THE PRINCIPAL of Glastry College has described the Integrated Education Act as ‘an appalling piece of legislation’.

Alan Hutchinson was giving his speech at the school’s recent prize afternoon, when he referred to the Act as ‘legalised discrimination’ which he feared would lead to schools and students outside the integrated sector ‘awaiting the scraps from the integrated table’. Saying he didn’t want to ‘stray into the political arena’, Mr Hutchinson admitted the points he had to make would ‘come across that way’.

He told his audience: “Firstly, new builds and capital expenditure should be prioritised fairly and rationally based on need, rather than the sectoral designation. Sadly, given the passing of the Integrated Education Act, I fear that the legalised discrimination central to this appalling piece of legislation will result in schools – and students – outside the integrated sector awaiting the scraps from the integrated table.”

The Glastry principal continued: “The failure by those who could have prevented this bill being passed but chose not to, for poorly adjudged political reasons, was utterly shameful. “Given that there is an ongoing review of education in Northern Ireland the bill was illIntegrated Education Act ‘an appalling piece of legislation’ says principal Glastry College prize distribution timed.
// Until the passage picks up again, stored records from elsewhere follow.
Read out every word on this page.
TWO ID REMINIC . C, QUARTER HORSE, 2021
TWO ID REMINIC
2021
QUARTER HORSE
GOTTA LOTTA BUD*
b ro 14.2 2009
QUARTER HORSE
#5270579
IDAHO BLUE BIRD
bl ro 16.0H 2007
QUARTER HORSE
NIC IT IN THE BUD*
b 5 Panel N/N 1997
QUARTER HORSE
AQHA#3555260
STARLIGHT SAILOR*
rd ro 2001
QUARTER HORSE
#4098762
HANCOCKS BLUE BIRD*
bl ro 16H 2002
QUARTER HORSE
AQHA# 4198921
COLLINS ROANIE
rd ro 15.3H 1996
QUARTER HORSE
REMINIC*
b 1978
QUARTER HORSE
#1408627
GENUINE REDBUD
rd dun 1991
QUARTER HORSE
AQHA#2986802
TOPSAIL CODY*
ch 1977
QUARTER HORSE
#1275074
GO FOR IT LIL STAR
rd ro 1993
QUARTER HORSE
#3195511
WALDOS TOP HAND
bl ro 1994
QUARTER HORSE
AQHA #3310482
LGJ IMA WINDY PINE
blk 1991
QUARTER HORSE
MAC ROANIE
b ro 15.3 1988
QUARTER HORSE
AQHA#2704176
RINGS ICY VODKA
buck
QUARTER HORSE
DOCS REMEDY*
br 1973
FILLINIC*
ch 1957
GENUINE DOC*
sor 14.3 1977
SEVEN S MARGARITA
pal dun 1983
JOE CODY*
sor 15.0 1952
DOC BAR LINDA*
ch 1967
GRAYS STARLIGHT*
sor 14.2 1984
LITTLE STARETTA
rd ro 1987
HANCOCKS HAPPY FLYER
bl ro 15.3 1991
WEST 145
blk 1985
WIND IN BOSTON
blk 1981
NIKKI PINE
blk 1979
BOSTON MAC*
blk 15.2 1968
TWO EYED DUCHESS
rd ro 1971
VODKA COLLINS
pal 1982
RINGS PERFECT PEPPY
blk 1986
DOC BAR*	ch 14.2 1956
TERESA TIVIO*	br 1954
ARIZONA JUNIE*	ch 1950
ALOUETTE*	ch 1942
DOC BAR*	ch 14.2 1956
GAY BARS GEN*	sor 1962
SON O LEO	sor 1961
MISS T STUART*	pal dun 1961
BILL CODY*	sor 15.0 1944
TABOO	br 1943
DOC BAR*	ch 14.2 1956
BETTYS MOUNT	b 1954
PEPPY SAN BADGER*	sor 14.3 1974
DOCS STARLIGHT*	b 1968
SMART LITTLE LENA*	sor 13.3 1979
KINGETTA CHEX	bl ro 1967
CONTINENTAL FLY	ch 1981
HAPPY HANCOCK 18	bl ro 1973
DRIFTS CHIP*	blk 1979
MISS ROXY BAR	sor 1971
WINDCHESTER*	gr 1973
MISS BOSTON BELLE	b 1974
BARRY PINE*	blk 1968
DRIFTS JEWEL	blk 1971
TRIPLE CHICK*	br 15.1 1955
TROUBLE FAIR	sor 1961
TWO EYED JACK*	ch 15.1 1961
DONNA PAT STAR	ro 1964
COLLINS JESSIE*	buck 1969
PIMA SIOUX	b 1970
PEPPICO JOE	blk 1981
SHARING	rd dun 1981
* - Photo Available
Additionally, when so-called political leaders decry the current system as ‘educational apartheid’ this is both unhelpful, insulting and displays an astounding level of ignorance of what is happening within schools in Northern Ireland.

It should be noted that Glastry College is open to all students of all abilities regardless of their religious background. “Secondly, it is imperative that Northern Ireland schools, regardless of type or sector, receive sufficient funding as a matter of urgency as the current financial situation in schools is unsustainable. “The level of funding should reflect the fundamental importance of high-quality educational provision to societal and economic stability and success. Education must be viewed as an investment in our collective future. “Thirdly, schools and young people require support services which act in an effective and timely fashion which are focused on the needs of schools and their students. We do not need a bureaucratic and burdensome organisation which is rigidly process driven. This needs to be addressed as a matter of urgency.”

Turning to examination results, Mr Hutchinson revealed GSCE results were ‘the best in the history of Glastry with 93% of students achieving five or more A*-C grades at GCSE’. He added: “It is important to recognise that the grades achieved by the students this academic year were higher than the centre determined grades obtained by students in the previous two years when all public examinations were cancelled. He praised students Klara Wallace, who achieved three A*s at A-level, and Caitlin Adair who achieved nine A* grades at GCSE.

Mr Hutchinson also revealed there had been an ongoing programme of work to improve the building over the last few years, and he thanked Brian Hunter at the Education Authority for ‘ensuring that much of this work took place’. He added: “In a further development, Glastry College is currently part of the School Enhancement Programme and planning is very well advanced.

This will provide a modern extension containing modern classrooms which will replace the mobile classrooms. “Whilst this long overdue work is welcomed, what is needed and deserved for our outstanding young people is a new state-of-the art building for Glastry College. It remains a grievous injustice that they do not have the benefits of such facilities currently.”

The principal concluded his address by offering his congratulations to all those students receiving prizes: “I am tremendously proud of you all and I hope you are proud of yourselves. Your success is well deserved, so enjoy your moment of recognition,” he said.